Repository: murray2025
Original paper: Exploring second language learners’ grammaticality judgment performance in relation to task design features (Shiu, Yalçın, & Spada, 2018)
Methods
Power Analysis
G*Power was used to perform a power analysis. The correlation reported in the original study was between untimed auditoy (AGJT) and untimed written (WGJT) was (r=0.86). Table 1 of the original paper gave the mean and standard deviation for the score in the untimed auditory condition (untimed AGJT: mean = 32.27, sd = 5.79) and untimed written condition (untimed WGJT: mean = 39.02, sd = 6.09). From these numbers, the effect size was computed by G*Power to be 2.13.
Using a two-tailed T-test, the sample size required for 95% power with alpha = 0.01 was computed to be 8 (actual power = 0.973). A planned sample of 20 participants was deemed to be conservative.
Planned Sample
Twenty participants were recruited from Prolific. The inclusion criteria specified that participants should speak Mandarin as a first language and English as a second language.
Materials
The original study specified the following stimuli design, “The timed aural GJT (AGJT) consists of 60 items, with 24 targeting the passive construction, 24 targeting the past progressive, and 12 distractors targeting other grammatical features. The passive items vary in terms of length (10-14 syllables, with an average of 11.96 syllables), accuracy (12 grammatical and 12 ungrammatical), and tense (8 present, 8 past, 8 present perfect). The passive items are all simple sentences. The passive items include 12 regular verbs and 12 irregular verbs. The ungrammatical items focus on two types of errors: omitting auxiliary verb be (e.g., Every year, many children reported missing.), and using the bare form of the verb instead of past participle (e.g., The taxi has been park at the airport for three months.). With reference to verb types (regular vs. irregular), the error types of the passive items can be divided into four categories abbreviated as: (a) regular be, (b) regular participle, (c) irregular be, and (d) irregular participle. The 24 past progressive items are also evenly divided between grammatical and ungrammatical sentences. In order to address differences in lexical aspect (Vendler, 1967), 12 items included verbs of accomplishment and 12 included verbs of activity. The length of the past progressive items ranged between 12 and 16 syllables, with an average length of 13.46 syllables. Twelve items are grammatical, while the other 12 are ungrammatical items, targeting two error types: (1) missing auxiliary (e.g. While the girl sitting outside, it started raining), and (2) present auxiliary (e.g., She is reading a book at 4 yesterday afternoon). Sixteen of the past progressive items consist of subordinate clauses that indicate the action taking place at a certain time in the past (e.g., When I met my husband, I was traveling in France.), whereas the rest 8 sentences are simple sentences. The differences between the two target features are taken into consideration in the analysis of the data discussed below.” For the written portion of the test the authors note, “The timed written GJT (WGJT) is virtually identical to the timed aural GJT except it was delivered in the written mode.”
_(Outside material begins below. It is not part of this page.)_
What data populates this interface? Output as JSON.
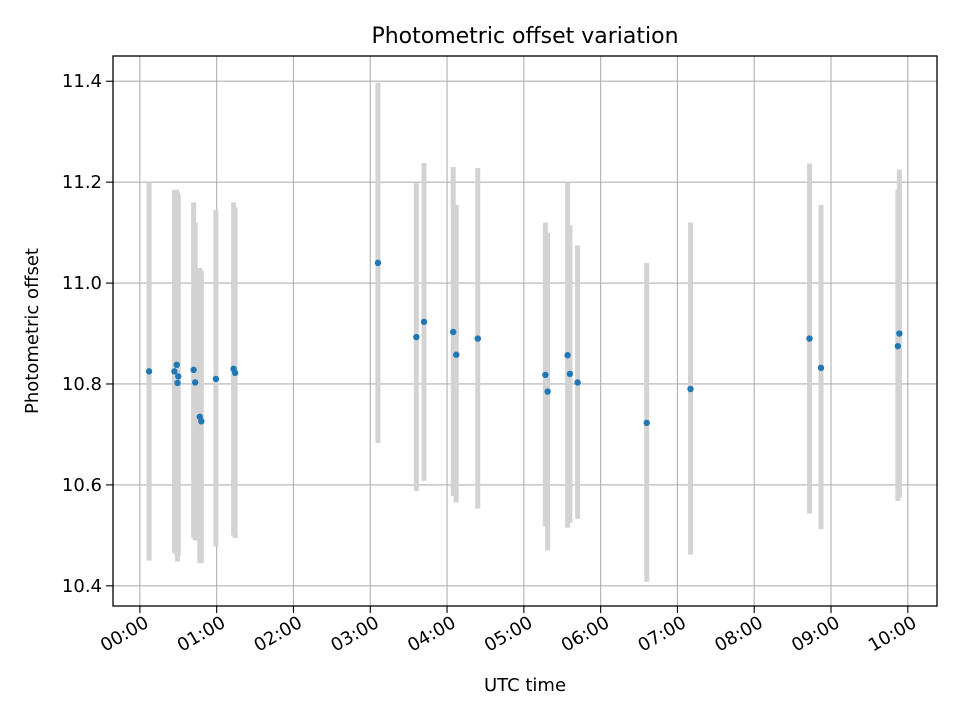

For the replication study, a chatGPT website (GPT-5.1) was used to create sentences similar to those described in the original paper. Example prompts are shown in figure TBD. A separate prompt was used for each group of sentences listed in table TBD. From the 20 sentences generated for each group, the replication author selected 8, ensuring that both regular and irregular verbs were represented. The author made 4 of these sentences ungrammatical by applying the error categories described in the original paper. This procedure was repeated for each tense in the passive voice (past, present, and future) and then for simple and complex sentences in the past progressive tense. After generating, selecting, and editing the target sentences, the author reviewed the stimuli list as a whole to ensure that verbs and subjects were not repeated.
The original paper did not describe the 12 distractor sentences, so the replication author used chatGPT prompts to make 6 active simple sentences (2 each for past, present, and future tense), 2 complex sentences with an introductory subordinate clause and an active past tense main clause, 2 complex sentences with an active past tense main clause and an embedded relative clause, and 2 simple sentences in the progressive present tense. The original paper did not say whether or not the distractors included ungrammatical sentences. The replication author chose to make one sentence in each pair of distractors ungrammatical.
| Group | Voice | Tense of main clause | Type of subordinate clause | Number |
|---|---|---|---|---|
| passive-past | passive | past | n/a | 8 |
| passive-present | passive | present | n/a | 8 |
| passive-future | passive | future | n/a | 8 |
| progressive-simple | active | past progressive | n/a | 8 |
| progressive-complex-intro | active | past progressive | introductory | 8 |
| progressive-complex-middle | active | past progressive | embedded relative | 8 |
| distractor | active | past | n/a | 2 |
| distractor | active | present | n/a | 2 |
| distractor | active | future | n/a | 2 |
| distractor | active | present progressive | n/a | 2 |
| distractor | active | past | introductory | 2 |
| distractor | active | past | embedded relative | 2 |
Procedure
Original Procedure
This is the procedure from the original paper:
“The timed AGJT was administered first followed by the timed WGJT. There was a 30-min interval between the administrations of the two tests. One week after the participants completed the timed GJTs, they completed the untimed AGJT followed by the untimedWGJT. There was also a 30-min interval between the administrations of the two tests. The AGJT was administered before the WGJT because it was assumed that the aural stimuli were more transitory than the written stimuli. Therefore, administering the AGJT before the WGJT would decrease the possibility of memory effect. All tests were administered during regular class hours.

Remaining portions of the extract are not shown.